The hunters saved almost every part of the caribou, including the brain. Abel’s wife, Rosalie, would later roast
or boil the heads, a delicacy. She would crush and pound the bones to process them for grease and make moccasins out of the skin. In Old Crow a family of five might eat at least seven to 15 caribou a year. “We eat it twice a day and half a dozen times in between,” said Frost.
Among hunters it is a tradition to make tea after gutting the animals and then to boil a pot of caribou ribs. “That is where we get our vitamins, with the soup we make,” said Abel quietly, as the driftwood fire crackled in the late afternoon. The cooked ribs tasted like tough and sinewy beef.

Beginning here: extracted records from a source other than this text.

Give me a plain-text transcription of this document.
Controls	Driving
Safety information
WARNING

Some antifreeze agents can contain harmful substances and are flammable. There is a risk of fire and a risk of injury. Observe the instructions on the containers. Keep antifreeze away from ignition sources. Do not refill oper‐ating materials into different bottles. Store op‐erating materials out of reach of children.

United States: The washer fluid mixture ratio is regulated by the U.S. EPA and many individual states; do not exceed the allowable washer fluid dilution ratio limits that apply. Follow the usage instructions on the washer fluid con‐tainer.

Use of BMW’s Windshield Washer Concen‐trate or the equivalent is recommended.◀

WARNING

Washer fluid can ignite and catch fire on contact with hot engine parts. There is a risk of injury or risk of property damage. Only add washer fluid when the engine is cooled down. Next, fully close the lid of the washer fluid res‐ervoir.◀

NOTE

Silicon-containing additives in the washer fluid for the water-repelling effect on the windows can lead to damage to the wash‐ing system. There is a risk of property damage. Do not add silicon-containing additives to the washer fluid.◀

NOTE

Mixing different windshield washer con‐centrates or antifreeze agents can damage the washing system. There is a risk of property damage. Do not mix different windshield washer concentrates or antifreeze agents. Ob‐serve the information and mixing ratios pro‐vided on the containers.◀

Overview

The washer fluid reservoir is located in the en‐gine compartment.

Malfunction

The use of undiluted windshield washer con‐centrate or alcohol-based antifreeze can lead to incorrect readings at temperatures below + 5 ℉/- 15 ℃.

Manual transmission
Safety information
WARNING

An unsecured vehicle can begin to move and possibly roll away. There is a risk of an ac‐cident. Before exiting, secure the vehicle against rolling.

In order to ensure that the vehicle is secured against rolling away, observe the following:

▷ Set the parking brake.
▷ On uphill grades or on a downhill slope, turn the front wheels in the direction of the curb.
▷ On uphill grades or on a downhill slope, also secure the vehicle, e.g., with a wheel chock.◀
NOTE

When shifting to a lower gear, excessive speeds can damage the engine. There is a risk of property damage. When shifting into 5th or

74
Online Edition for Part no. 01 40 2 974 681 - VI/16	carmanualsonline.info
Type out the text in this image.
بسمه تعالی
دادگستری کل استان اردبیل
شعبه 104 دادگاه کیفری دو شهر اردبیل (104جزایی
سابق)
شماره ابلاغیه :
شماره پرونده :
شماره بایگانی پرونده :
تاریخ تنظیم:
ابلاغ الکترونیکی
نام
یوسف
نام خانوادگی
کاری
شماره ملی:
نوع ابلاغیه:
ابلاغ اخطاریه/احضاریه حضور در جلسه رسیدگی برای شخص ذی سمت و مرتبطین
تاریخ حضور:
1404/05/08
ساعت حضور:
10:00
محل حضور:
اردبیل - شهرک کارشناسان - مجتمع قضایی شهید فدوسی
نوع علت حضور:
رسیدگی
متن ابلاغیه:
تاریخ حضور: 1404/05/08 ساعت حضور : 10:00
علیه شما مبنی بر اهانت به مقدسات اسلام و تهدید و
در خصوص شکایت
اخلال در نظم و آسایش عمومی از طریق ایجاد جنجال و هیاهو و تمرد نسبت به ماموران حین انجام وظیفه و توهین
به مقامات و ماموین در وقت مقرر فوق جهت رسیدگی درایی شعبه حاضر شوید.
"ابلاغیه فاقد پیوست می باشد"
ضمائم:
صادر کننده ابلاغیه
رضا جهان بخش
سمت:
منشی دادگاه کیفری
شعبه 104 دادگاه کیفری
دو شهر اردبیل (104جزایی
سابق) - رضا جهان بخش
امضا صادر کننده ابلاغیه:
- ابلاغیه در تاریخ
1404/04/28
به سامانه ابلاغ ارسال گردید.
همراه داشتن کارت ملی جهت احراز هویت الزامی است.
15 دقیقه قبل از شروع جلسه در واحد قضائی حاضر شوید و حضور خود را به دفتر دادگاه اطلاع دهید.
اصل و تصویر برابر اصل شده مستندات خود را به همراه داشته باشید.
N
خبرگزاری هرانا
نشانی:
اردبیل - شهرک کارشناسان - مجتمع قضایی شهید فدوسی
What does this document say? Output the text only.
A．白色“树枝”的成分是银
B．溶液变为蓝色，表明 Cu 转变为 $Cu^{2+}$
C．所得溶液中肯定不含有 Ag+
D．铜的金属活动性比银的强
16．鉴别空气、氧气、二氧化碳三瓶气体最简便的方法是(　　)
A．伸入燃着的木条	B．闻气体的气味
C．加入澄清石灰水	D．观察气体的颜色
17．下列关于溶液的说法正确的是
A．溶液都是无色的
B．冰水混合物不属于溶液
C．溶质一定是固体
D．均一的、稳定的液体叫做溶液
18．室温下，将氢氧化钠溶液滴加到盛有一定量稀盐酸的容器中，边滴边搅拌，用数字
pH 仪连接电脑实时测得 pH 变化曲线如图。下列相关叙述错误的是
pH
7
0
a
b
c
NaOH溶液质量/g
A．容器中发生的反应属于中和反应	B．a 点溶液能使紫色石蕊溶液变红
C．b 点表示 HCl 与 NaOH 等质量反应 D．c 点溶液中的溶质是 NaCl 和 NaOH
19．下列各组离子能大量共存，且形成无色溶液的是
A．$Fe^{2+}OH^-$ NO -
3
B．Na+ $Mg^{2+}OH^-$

Rather than return to Old Crow on the river in the dark, the hunters covered their meat with skins, willow branches and even an old lawn chair from the boat to scare away the crows. That night they camped at one of Frost’s trapping cabins just an hour downstream from the kill. Late into the evening, Frost told tall tales of “Mr. Son-of-a-Bitch”—the grizzly bear—and of Yukon winter days so cold that brittle firewood split apart by itself.
The next morning, under grey skies and a light snow, the men hauled the heads and heavy carcasses of the four bulls into the boat. As they set out downstream, Abel lit a menthol cigarette and looked back. “That place was good to us,” he said. “We will remember it.”